State officials hailed the report as evidence that state police are aggressively combatting drug dealers who often drive through the state.
"It is impressive," said Capt. Greg Shipley, a state police spokesman.
Some civil libertarians questioned whether the state has sacrificed rights for results.
"Efficiency in seizure of drugs or any other contraband is not necessarily (compatible) with the Constitution," said Susan Goering, executive director of the Maryland chapter of the American Civil Liberties Union.
The ACLU has charged that state police have stopped without cause a disproportionate number of black motorists.
"We happen to have data and statistics to show that they have been," Goering said.
Shipley, however, countered that the state police always have adhered to the Constitution.
"We believe the people of Maryland have given us a mandate for stopping the flow of drugs coming into our state and we will continue to do that," he said.

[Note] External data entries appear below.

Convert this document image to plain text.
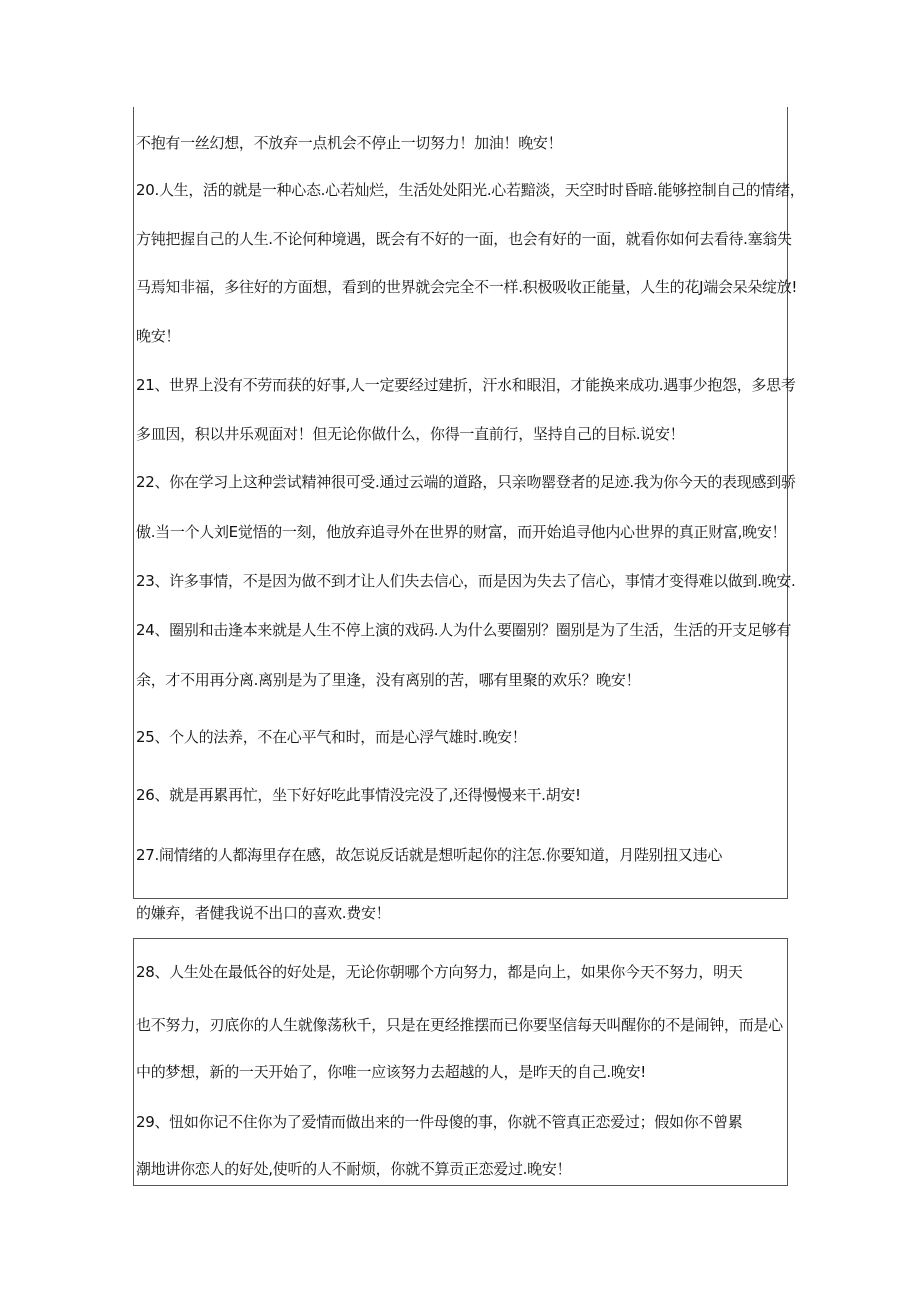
不抱有一丝幻想，不放弃一点机会不停止一切努力！加油！晚安！
20.人生，活的就是一种心态.心若灿烂，生活处处阳光.心若黯淡，天空时时昏暗.能够控制自己的情绪，
方钝把握自己的人生.不论何种境遇，既会有不好的一面，也会有好的一面，就看你如何去看待.塞翁失
马焉知非福，多往好的方面想，看到的世界就会完全不一样.积极吸收正能量，人生的花J端会呆朵绽放!
晚安！
21、世界上没有不劳而获的好事,人一定要经过建折，汗水和眼泪，才能换来成功.遇事少抱怨，多思考
多皿因，积以井乐观面对！但无论你做什么，你得一直前行，坚持自己的目标.说安！
22、你在学习上这种尝试精神很可受.通过云端的道路，只亲吻罂登者的足迹.我为你今天的表现感到骄
傲.当一个人刘E觉悟的一刻，他放弃追寻外在世界的财富，而开始追寻他内心世界的真正财富,晚安！
23、许多事情，不是因为做不到才让人们失去信心，而是因为失去了信心，事情才变得难以做到.晚安.
24、圈别和击逢本来就是人生不停上演的戏码.人为什么要圈别？圈别是为了生活，生活的开支足够有
余，才不用再分离.离别是为了里逢，没有离别的苦，哪有里聚的欢乐？晚安！
25、个人的法养，不在心平气和时，而是心浮气雄时.晚安！
26、就是再累再忙，坐下好好吃此事情没完没了,还得慢慢来干.胡安!
27.闹情绪的人都海里存在感，故怎说反话就是想听起你的注怎.你要知道，月陛别扭又违心
的嫌弃，者健我说不出口的喜欢.费安！
28、人生处在最低谷的好处是，无论你朝哪个方向努力，都是向上，如果你今天不努力，明天
也不努力，刃底你的人生就像荡秋千，只是在更经推摆而已你要坚信每天叫醒你的不是闹钟，而是心
中的梦想，新的一天开始了，你唯一应该努力去超越的人，是昨天的自己.晚安!
29、忸如你记不住你为了爱情而做出来的一件母傻的事，你就不管真正恋爱过；假如你不曾累
潮地讲你恋人的好处,使听的人不耐烦，你就不算贡正恋爱过.晚安！
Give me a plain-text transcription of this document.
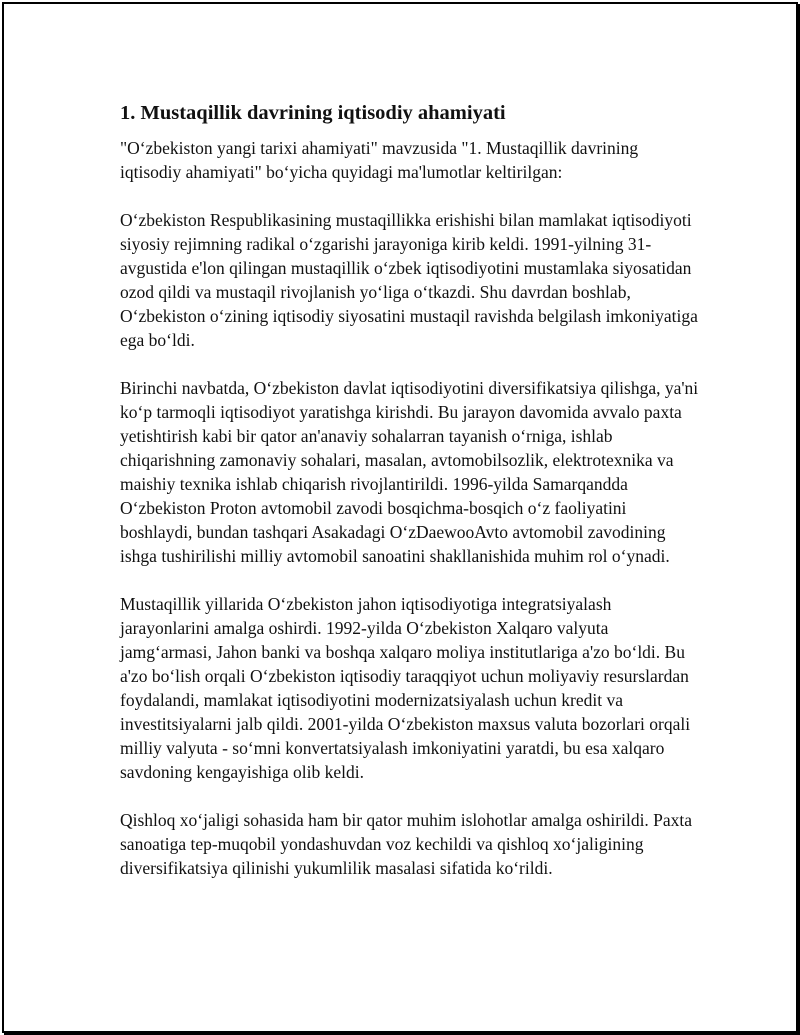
1. Mustaqillik davrining iqtisodiy ahamiyati

"O‘zbekiston yangi tarixi ahamiyati" mavzusida "1. Mustaqillik davrining iqtisodiy ahamiyati" bo‘yicha quyidagi ma'lumotlar keltirilgan:

O‘zbekiston Respublikasining mustaqillikka erishishi bilan mamlakat iqtisodiyoti siyosiy rejimning radikal o‘zgarishi jarayoniga kirib keldi. 1991-yilning 31-avgustida e'lon qilingan mustaqillik o‘zbek iqtisodiyotini mustamlaka siyosatidan ozod qildi va mustaqil rivojlanish yo‘liga o‘tkazdi. Shu davrdan boshlab, O‘zbekiston o‘zining iqtisodiy siyosatini mustaqil ravishda belgilash imkoniyatiga ega bo‘ldi.

Birinchi navbatda, O‘zbekiston davlat iqtisodiyotini diversifikatsiya qilishga, ya'ni ko‘p tarmoqli iqtisodiyot yaratishga kirishdi. Bu jarayon davomida avvalo paxta yetishtirish kabi bir qator an'anaviy sohalarran tayanish o‘rniga, ishlab chiqarishning zamonaviy sohalari, masalan, avtomobilsozlik, elektrotexnika va maishiy texnika ishlab chiqarish rivojlantirildi. 1996-yilda Samarqandda O‘zbekiston Proton avtomobil zavodi bosqichma-bosqich o‘z faoliyatini boshlaydi, bundan tashqari Asakadagi O‘zDaewooAvto avtomobil zavodining ishga tushirilishi milliy avtomobil sanoatini shakllanishida muhim rol o‘ynadi.

Mustaqillik yillarida O‘zbekiston jahon iqtisodiyotiga integratsiyalash jarayonlarini amalga oshirdi. 1992-yilda O‘zbekiston Xalqaro valyuta jamg‘armasi, Jahon banki va boshqa xalqaro moliya institutlariga a'zo bo‘ldi. Bu a'zo bo‘lish orqali O‘zbekiston iqtisodiy taraqqiyot uchun moliyaviy resurslardan foydalandi, mamlakat iqtisodiyotini modernizatsiyalash uchun kredit va investitsiyalarni jalb qildi. 2001-yilda O‘zbekiston maxsus valuta bozorlari orqali milliy valyuta - so‘mni konvertatsiyalash imkoniyatini yaratdi, bu esa xalqaro savdoning kengayishiga olib keldi.

Qishloq xo‘jaligi sohasida ham bir qator muhim islohotlar amalga oshirildi. Paxta sanoatiga tep-muqobil yondashuvdan voz kechildi va qishloq xo‘jaligining diversifikatsiya qilinishi yukumlilik masalasi sifatida ko‘rildi.
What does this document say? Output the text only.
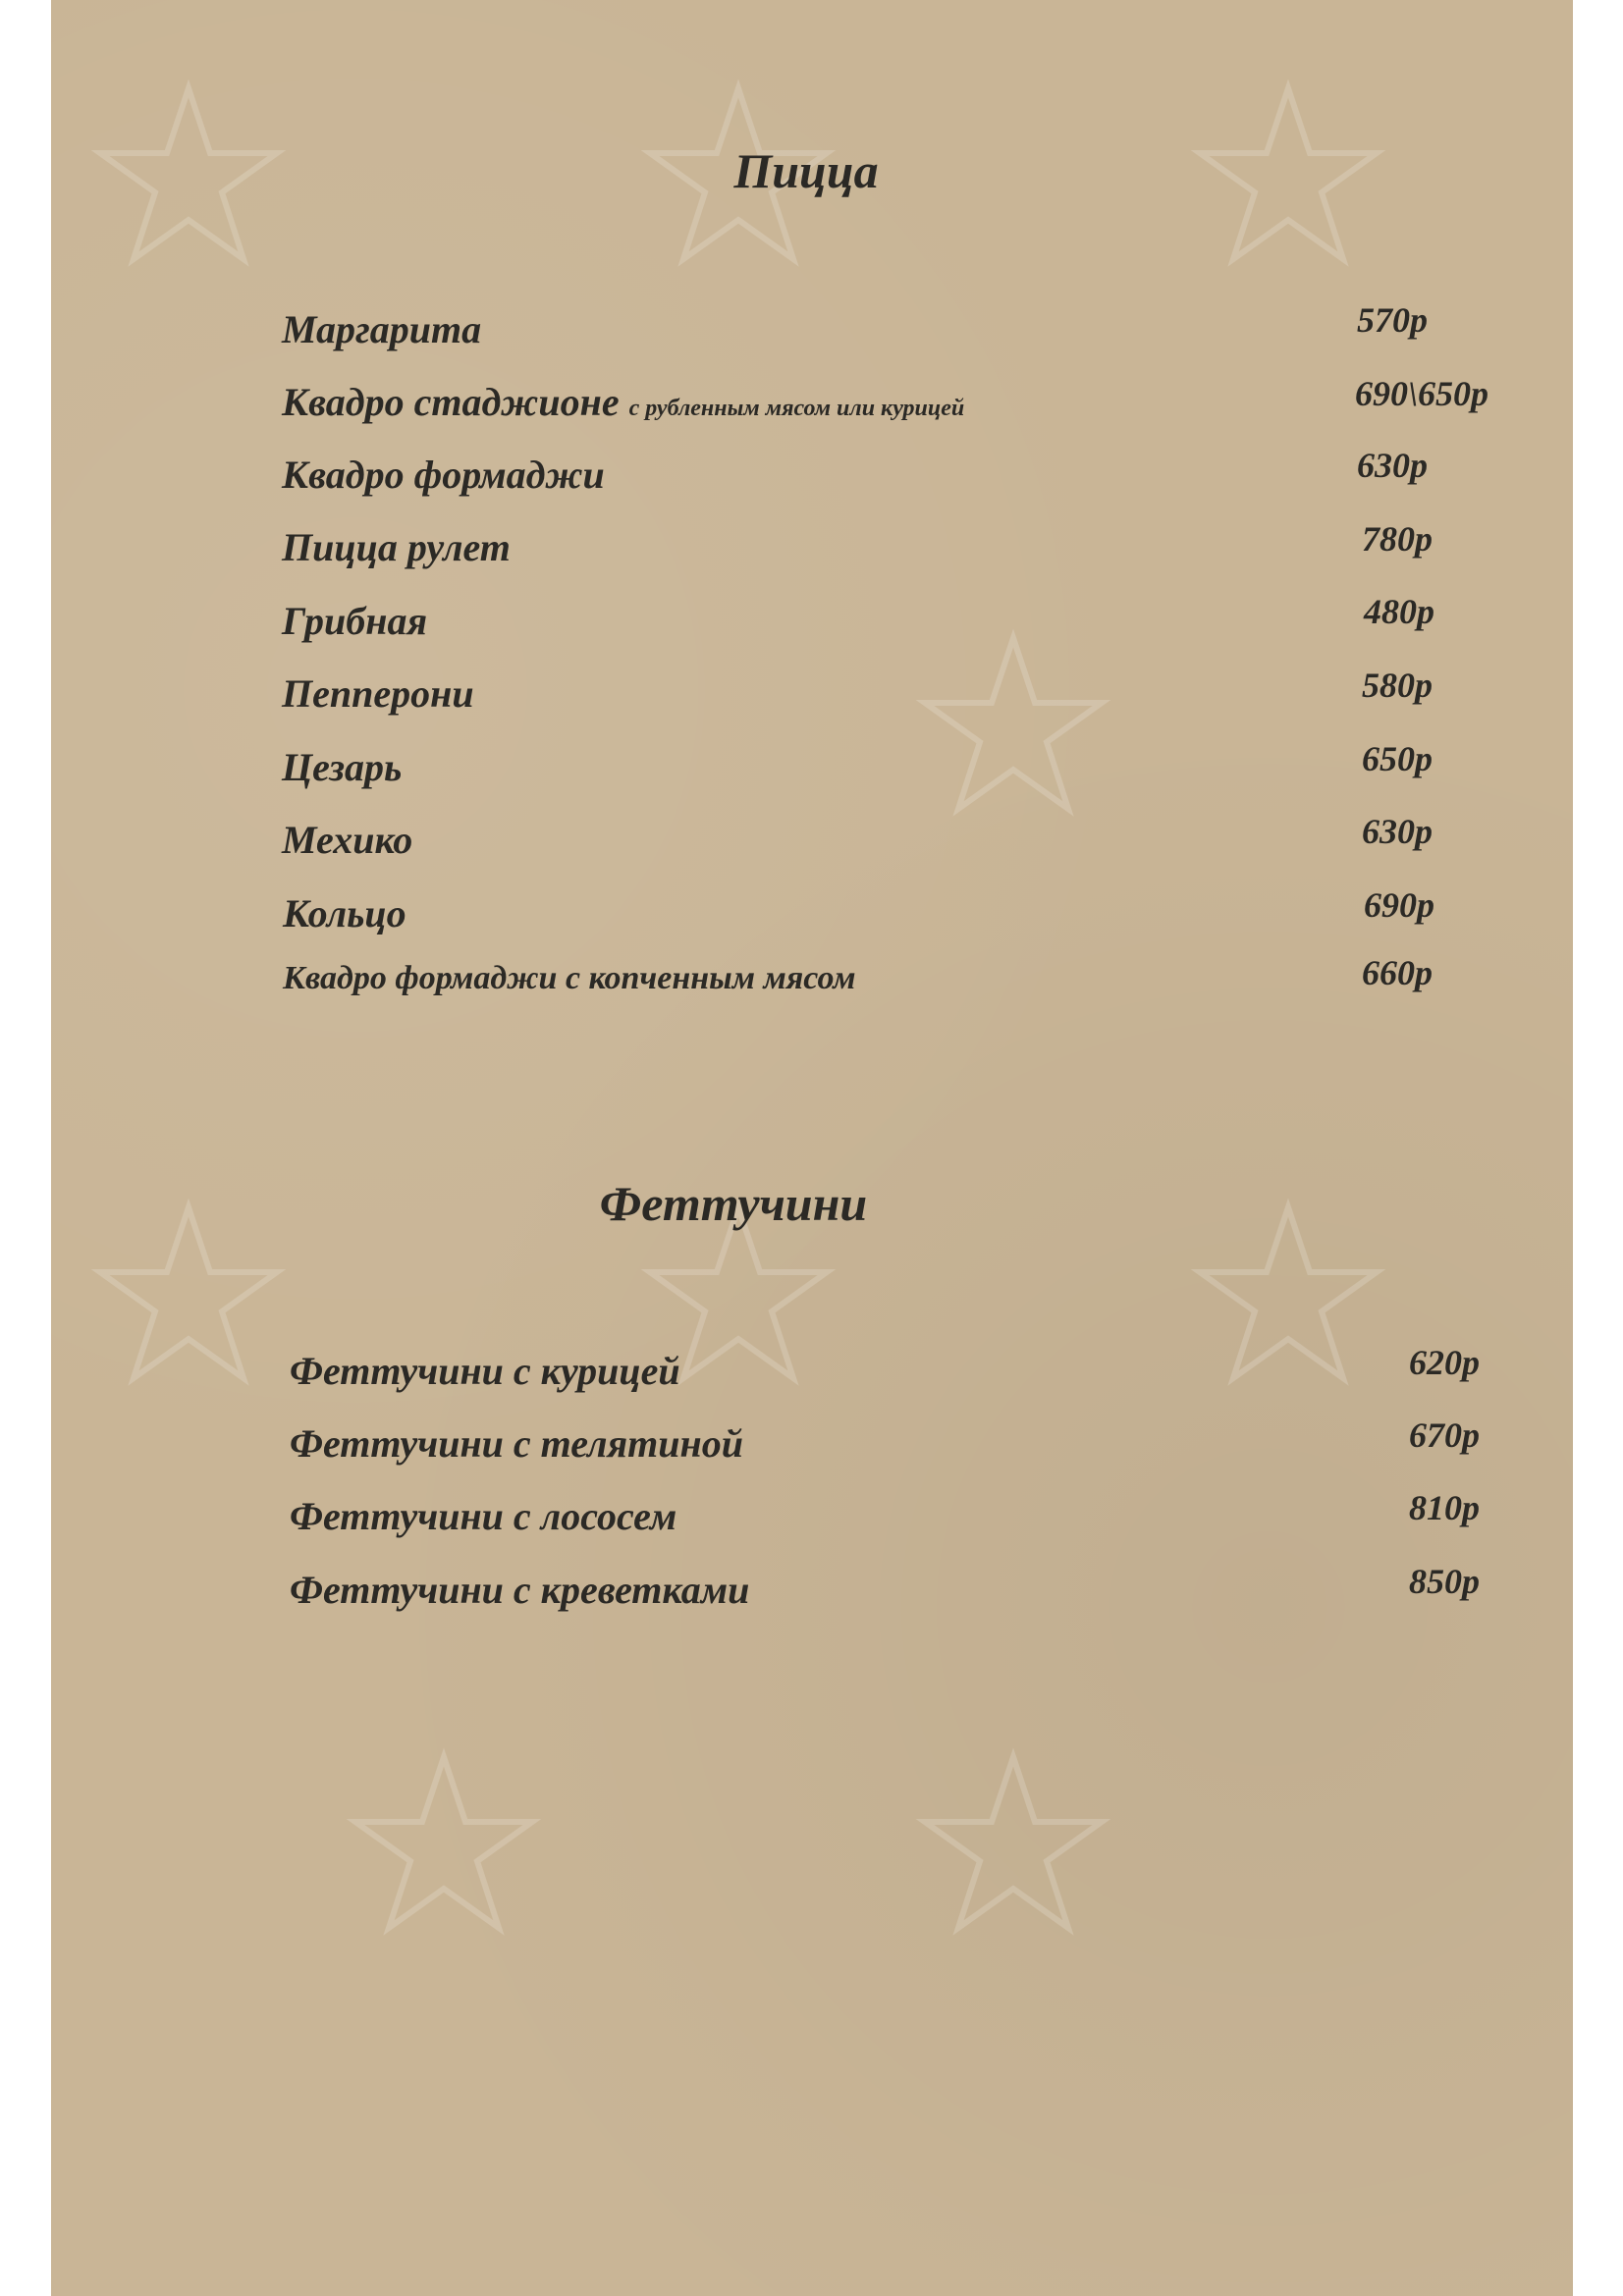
Пицца

Маргарита	570р

Квадро стаджионе с рубленным мясом или курицей	690\650р

Квадро формаджи	630р

Пицца рулет	780р

Грибная	480р

Пепперони	580р

Цезарь	650р

Мехико	630р

Кольцо	690р

Квадро формаджи с копченным мясом	660р

Феттучини

Феттучини с курицей	620р

Феттучини с телятиной	670р

Феттучини с лососем	810р

Феттучини с креветками	850р
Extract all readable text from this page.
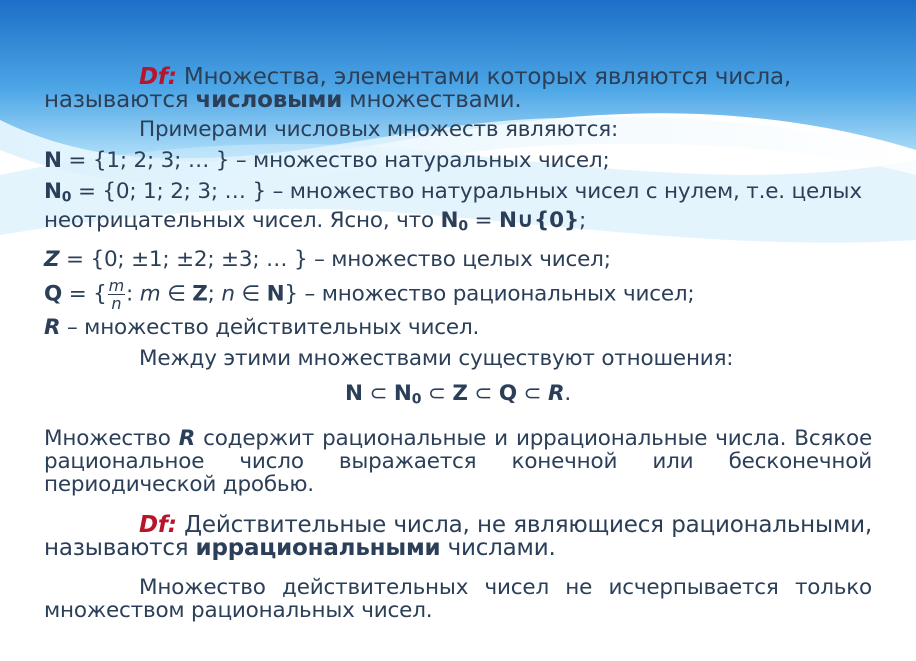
Df: Множества, элементами которых являются числа,

называются числовыми множествами.

Примерами числовых множеств являются:

N = {1; 2; 3; … } – множество натуральных чисел;

$N_0 = \{0$; 1; 2; 3; … } – множество натуральных чисел с нулем, т.е. целых

неотрицательных чисел. Ясно, что $N_0$ = N∪{0};

Z = {0; ±1; ±2; ±3; … } – множество целых чисел;

Q = { $\frac{m}{n}$ : m ∈ Z; n ∈ N} – множество рациональных чисел;

R – множество действительных чисел.

Между этими множествами существуют отношения:

N ⊂ $N_0$ ⊂ Z ⊂ Q ⊂ R.

Множество R содержит рациональные и иррациональные числа. Всякое рациональное число выражается конечной или бесконечной периодической дробью.

Df: Действительные числа, не являющиеся рациональными, называются иррациональными числами.

Множество действительных чисел не исчерпывается только множеством рациональных чисел.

Shipley praised the skill and tenacity of state troopers who have detected drugs during routine traffic stops. He also acknowledged that Maryland has a number of busy thoroughfares that carry the drug trade up and down the East Coast.
"We are right in the middle of a pipeline... We have said this repeatedly about all of our interdiction efforts," he said.
Shipley said about 40 percent of the drugs intercepted nationally are seized by law enforcement officers on patrol.
In addition to the crack, state police in 1996 seized 220 pounds of powdered cocaine, 130 pounds of marijuana, four pounds of heroin and more than $1.6 million in money connected to the drug trade, according to police records.
During the stops, troopers recovered 41 guns, 25 knives and eight other deadly weapons, police said.
Shipley said the state is running a little below last year's rate.
"Who knows what the next two months will bring," he said.